1.3 Expected Reward and Estimated reward

Let $q_*(a)$ be the expected reward for taking action $a$, i.e., $q_*(a) = \mathbb{E} \left[ R_t | A_t = a \right]$. Note that if $q_*(a)$ is known, the optimal action is always to choose $a = \arg \max_a q_*(a)$. However, since the reward distribution is unknown, we cannot directly compute $q_*(a)$. Thus, we need to find a way to estimate $q_*(a)$.

Let $Q_t(a)$ be the estimated value of action $a$ at time $t$. A simple idea is to use the sample average of rewards obtained from action $a$ up to time $t-1$:

\[ Q_t(a) = \frac{\sum_{i=1}^{t-1} R_i \mathbb{I} \left\{ A_i = a \right\}}{\sum_{i=1}^{t-1} \mathbb{I} \left\{ A_i = a \right\}} \]
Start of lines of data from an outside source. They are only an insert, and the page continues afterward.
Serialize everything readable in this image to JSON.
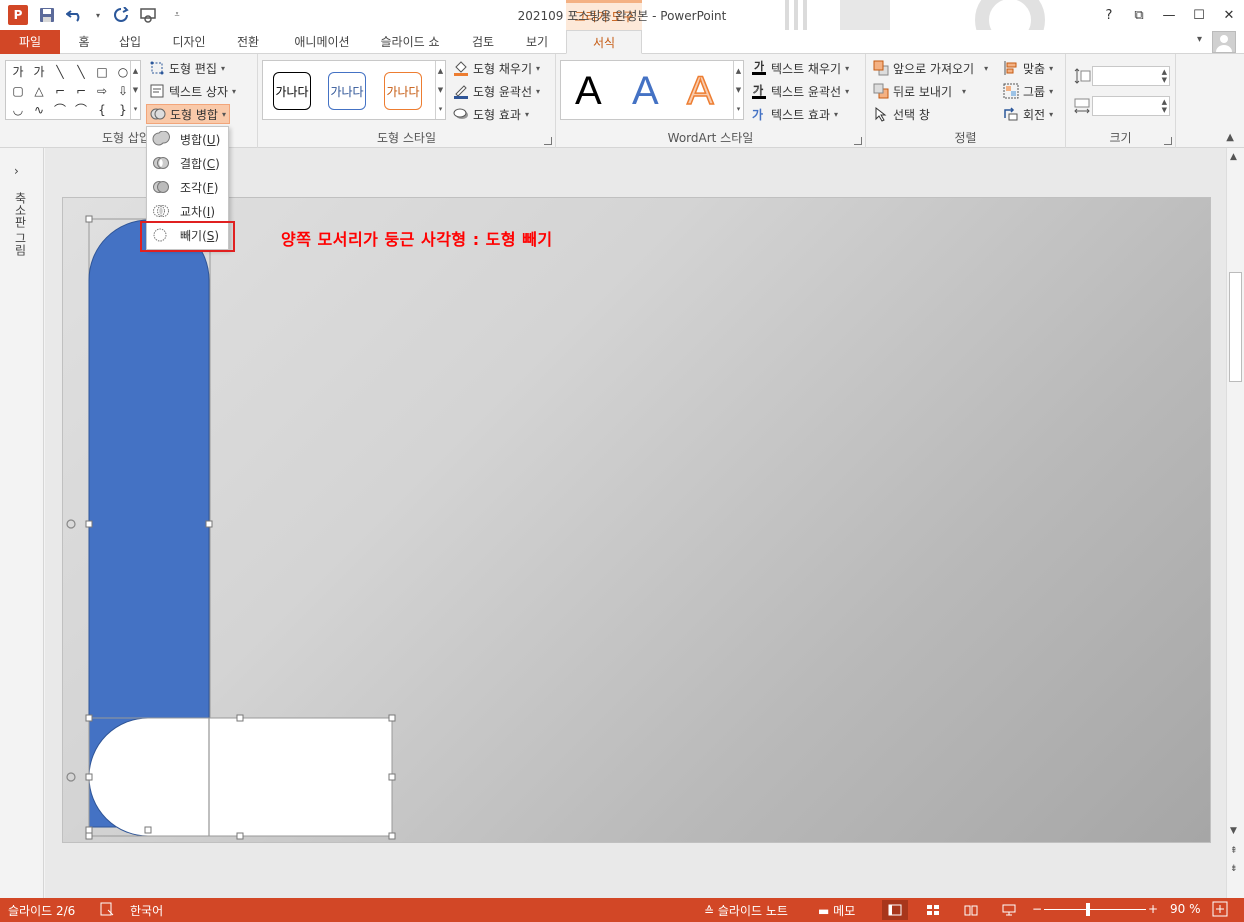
{
  "window": {
    "title": "202109 포스팅용 완성본 - PowerPoint",
    "context_tab_title": "그리기 도구",
    "app_logo": "P",
    "help": "?",
    "restore_ribbon": "⧉",
    "minimize": "—",
    "maximize": "☐",
    "close": "✕"
  },
  "qat": {
    "save_icon": "save-icon",
    "undo_icon": "undo-icon",
    "redo_icon": "redo-icon",
    "presenter_icon": "start-from-beginning-icon",
    "customize_icon": "customize-qat-icon"
  },
  "tabs": {
    "file": "파일",
    "home": "홈",
    "insert": "삽입",
    "design": "디자인",
    "transitions": "전환",
    "animations": "애니메이션",
    "slideshow": "슬라이드 쇼",
    "review": "검토",
    "view": "보기",
    "format": "서식"
  },
  "ribbon": {
    "insert_shapes": {
      "label": "도형 삽입",
      "edit_shape": "도형 편집",
      "text_box": "텍스트 상자",
      "merge_shapes": "도형 병합",
      "gallery_row1": [
        "가",
        "가",
        "╲",
        "╲",
        "□",
        "○"
      ],
      "gallery_row2": [
        "▢",
        "△",
        "⌐",
        "⌐",
        "⇨",
        "⇩"
      ],
      "gallery_row3": [
        "◡",
        "∿",
        "⌒",
        "⌒",
        "{",
        "}"
      ]
    },
    "shape_styles": {
      "label": "도형 스타일",
      "sample_text": "가나다",
      "fill": "도형 채우기",
      "outline": "도형 윤곽선",
      "effects": "도형 효과",
      "colors": [
        "#000000",
        "#4472c4",
        "#ed7d31"
      ]
    },
    "wordart": {
      "label": "WordArt 스타일",
      "letter": "A",
      "text_fill": "텍스트 채우기",
      "text_outline": "텍스트 윤곽선",
      "text_effects": "텍스트 효과",
      "fill_glyph": "가"
    },
    "arrange": {
      "label": "정렬",
      "bring_forward": "앞으로 가져오기",
      "send_backward": "뒤로 보내기",
      "selection_pane": "선택 창",
      "align": "맞춤",
      "group": "그룹",
      "rotate": "회전"
    },
    "size": {
      "label": "크기",
      "height_value": "",
      "width_value": ""
    }
  },
  "merge_menu": {
    "items": [
      {
        "label": "병합",
        "key": "U"
      },
      {
        "label": "결합",
        "key": "C"
      },
      {
        "label": "조각",
        "key": "F"
      },
      {
        "label": "교차",
        "key": "I"
      },
      {
        "label": "빼기",
        "key": "S"
      }
    ]
  },
  "left_pane": {
    "expand": "›",
    "label": "축소판 그림"
  },
  "slide": {
    "caption": "양쪽 모서리가 둥근 사각형 : 도형 빼기",
    "colors": {
      "blue_shape": "#4472c4",
      "white_shape": "#ffffff",
      "outline": "#2f5597"
    }
  },
  "status": {
    "slide_info": "슬라이드 2/6",
    "language": "한국어",
    "notes": "슬라이드 노트",
    "comments": "메모",
    "zoom": "90 %",
    "zoom_minus": "−",
    "zoom_plus": "+"
  },
  "colors": {
    "accent": "#d24726",
    "context_tab": "#c55a11",
    "highlight": "#e02020"
  }
}
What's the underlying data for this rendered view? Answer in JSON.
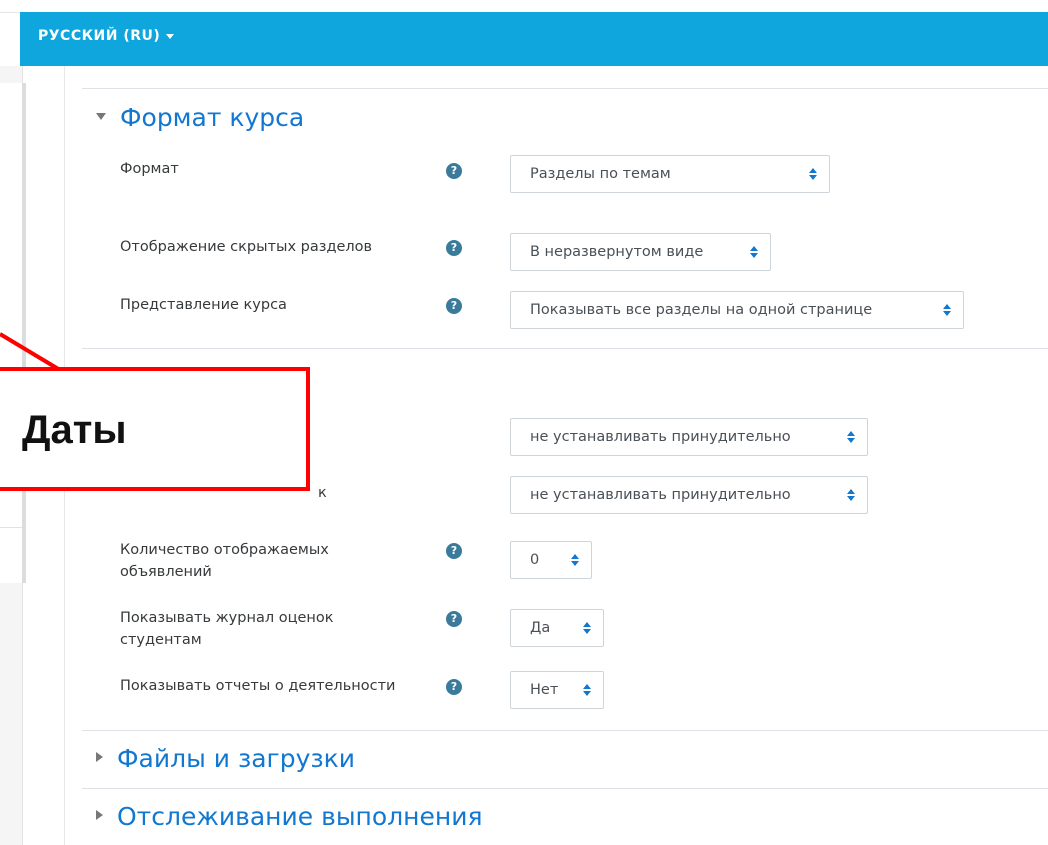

where $\mathbb{I} \left\{ A_i = a \right\}$ is an indicator function that is equal to 1 if $A_i = a$ and 0 otherwise.

As long as we obtain sufficient samples, the sample average will converge to the true expected reward. However, this method requires storing all the rewards and actions, which will be increasingly expensive as the number of actions and time steps increases.

1.4 Incremental Implementation

To avoid storing all the rewards and actions, we can use an incremental implementation of the sample average. The incremental implementation updates the estimated value of action $a$ at time $t$ using the following formula:

\[ Q_{n+1} = Q_n + \frac{1}{n} \left( R_n - Q_n \right) \]

where $n$ is the number of times action $a$ has been taken, $R_n$ is the reward obtained after taking action $a$ for the $n$-th time, and $Q_n$ is the estimated value of action $a$ after taking action $a$ for the $n$-th time.

It is easy to prove that the incremental implementation is equivalent to the sample average implementation. The proof is as follows:

\[\begin{align*} Q_{n+1} & = \frac{R_1 + R_2 + \dots + R_{n}}{n} \\ & = \frac{1}{n} \sum_{i=1}^{n} R_i \\ & = \frac{1}{n} \left( R_n + \sum_{i=1}^{n-1} R_i \right) \\ & = \frac{1}{n} \left( R_n + (n-1) \frac{R_1 + R_2 + \dots + R_{n-1}}{n-1} \right) \\ & = \frac{1}{n} \left( R_n + (n-1) Q_n \right) \\ & = Q_n + \frac{1}{n} \left( R_n - Q_n \right) \\ \end{align*}\]

We can see that the incremental implementation is only required to store the estimated value $Q_n$ and the number of times $n$ for each action.

Now, we can use the incremental implementation to estimate the expected reward for each action. The next question is how to choose the action in each period.

1.5 Exploration and Exploitation

Remember that the objective of the multi-armed bandit problem is to maximize the total reward over some time period. To achieve this objective, we need to (1) explore the environment to estimate $q_*(a)$ and (2) exploit the estimated values to maximize the total reward.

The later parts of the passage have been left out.